Roy Measom was nearly killed himself, as he later recalled: “I saw the top of the tank flying towards me and dived between two other tanks. It’s a miracle I survived.

“When I looked up, the firemen were flying around like paper dolls. The air was full of helmets and debris.”

One of the firemen killed in the blast was the one he said gave him the order to cut through the bolts.

“There was no need to cut into the tank,” Roy added. “The fire was out. We should have left it to cool, not take the inspection plate off.”

EAST END MOURNS

The East End went into mourning for its tragic loss. Hundreds of firemen from all over Britain arrived the following week for the funeral of their comrades from Millwall, Brunswick Road and Cannon Street fire-stations.

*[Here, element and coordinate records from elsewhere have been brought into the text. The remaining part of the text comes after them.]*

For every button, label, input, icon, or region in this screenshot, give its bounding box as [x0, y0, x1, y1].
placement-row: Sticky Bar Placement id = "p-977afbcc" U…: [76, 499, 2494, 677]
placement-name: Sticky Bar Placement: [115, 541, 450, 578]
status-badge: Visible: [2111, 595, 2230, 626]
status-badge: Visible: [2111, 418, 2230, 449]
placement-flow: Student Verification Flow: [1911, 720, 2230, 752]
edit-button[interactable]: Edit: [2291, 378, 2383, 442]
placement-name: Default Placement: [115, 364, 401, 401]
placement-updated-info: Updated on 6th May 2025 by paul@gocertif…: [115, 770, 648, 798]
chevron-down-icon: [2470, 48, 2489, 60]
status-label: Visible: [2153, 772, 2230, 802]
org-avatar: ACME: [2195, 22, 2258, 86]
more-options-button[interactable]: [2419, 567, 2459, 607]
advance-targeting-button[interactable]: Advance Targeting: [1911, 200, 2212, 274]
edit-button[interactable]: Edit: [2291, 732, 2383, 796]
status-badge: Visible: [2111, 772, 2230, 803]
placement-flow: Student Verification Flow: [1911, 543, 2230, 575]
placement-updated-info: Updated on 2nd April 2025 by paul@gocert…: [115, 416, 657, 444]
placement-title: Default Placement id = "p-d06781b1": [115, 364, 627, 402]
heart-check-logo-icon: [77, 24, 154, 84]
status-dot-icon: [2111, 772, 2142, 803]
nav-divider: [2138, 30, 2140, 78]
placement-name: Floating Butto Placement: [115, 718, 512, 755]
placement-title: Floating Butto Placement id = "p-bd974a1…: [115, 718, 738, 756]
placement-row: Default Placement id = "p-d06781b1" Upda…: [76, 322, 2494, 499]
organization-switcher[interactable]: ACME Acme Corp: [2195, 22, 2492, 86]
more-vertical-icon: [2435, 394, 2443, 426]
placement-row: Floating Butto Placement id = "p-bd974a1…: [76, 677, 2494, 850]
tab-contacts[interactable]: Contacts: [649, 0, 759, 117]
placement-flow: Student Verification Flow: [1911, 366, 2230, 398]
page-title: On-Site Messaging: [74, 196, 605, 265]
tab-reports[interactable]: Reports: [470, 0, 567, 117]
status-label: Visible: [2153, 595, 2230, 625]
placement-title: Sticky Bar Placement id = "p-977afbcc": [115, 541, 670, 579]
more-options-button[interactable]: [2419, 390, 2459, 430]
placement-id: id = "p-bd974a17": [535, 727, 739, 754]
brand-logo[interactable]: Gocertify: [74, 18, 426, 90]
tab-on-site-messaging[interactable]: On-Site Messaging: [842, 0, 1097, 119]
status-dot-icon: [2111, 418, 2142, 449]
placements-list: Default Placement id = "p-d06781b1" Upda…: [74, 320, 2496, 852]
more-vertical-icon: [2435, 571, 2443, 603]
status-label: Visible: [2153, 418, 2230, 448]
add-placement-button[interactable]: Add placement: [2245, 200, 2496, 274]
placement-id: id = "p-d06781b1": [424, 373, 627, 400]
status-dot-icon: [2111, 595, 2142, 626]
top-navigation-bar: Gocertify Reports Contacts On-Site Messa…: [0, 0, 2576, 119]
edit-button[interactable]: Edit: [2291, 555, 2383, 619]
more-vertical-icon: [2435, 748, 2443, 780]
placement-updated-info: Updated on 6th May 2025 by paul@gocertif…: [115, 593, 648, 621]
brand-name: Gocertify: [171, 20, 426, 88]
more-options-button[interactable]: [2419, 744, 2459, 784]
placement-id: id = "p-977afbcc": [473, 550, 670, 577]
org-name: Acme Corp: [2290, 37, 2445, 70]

They formed a guard of honour four deep as the coffins draped in Union Jacks were carried into All Saints Church at Stratford.

Crowds lined the street to see the five fire-tenders bearing the coffins arrive, with brass-helmeted trumpeters sounding The Last Post.

Fire Brigade Missionary Jack Woodgate spoke of the six men, including civilian Richard Adamas, as “comrades in death.”

After the service, traffic came to a halt and passengers got off buses to pay respect as the cortege made its way slowly to the City of London Cemetery.

The plaque unveiled on the site of Dudgeons Wharf marking the tragedy of July 17, 1969, commemorates the lost lives of sub-officer Michael Gamble and Alfred Smee, both from Millwall fire-station, John Appleby and Terrence Breen from Poplar’s Brunswick Road fire-station, and Paul Carvosso from Cannon Street fire-station in the City, as well as Richard Adamas who became their comrade in death.’

It was the greatest loss of life in the London Fire Brigade from a single incident since the Second World War three decades before. It was a tragedy the East End would not forget.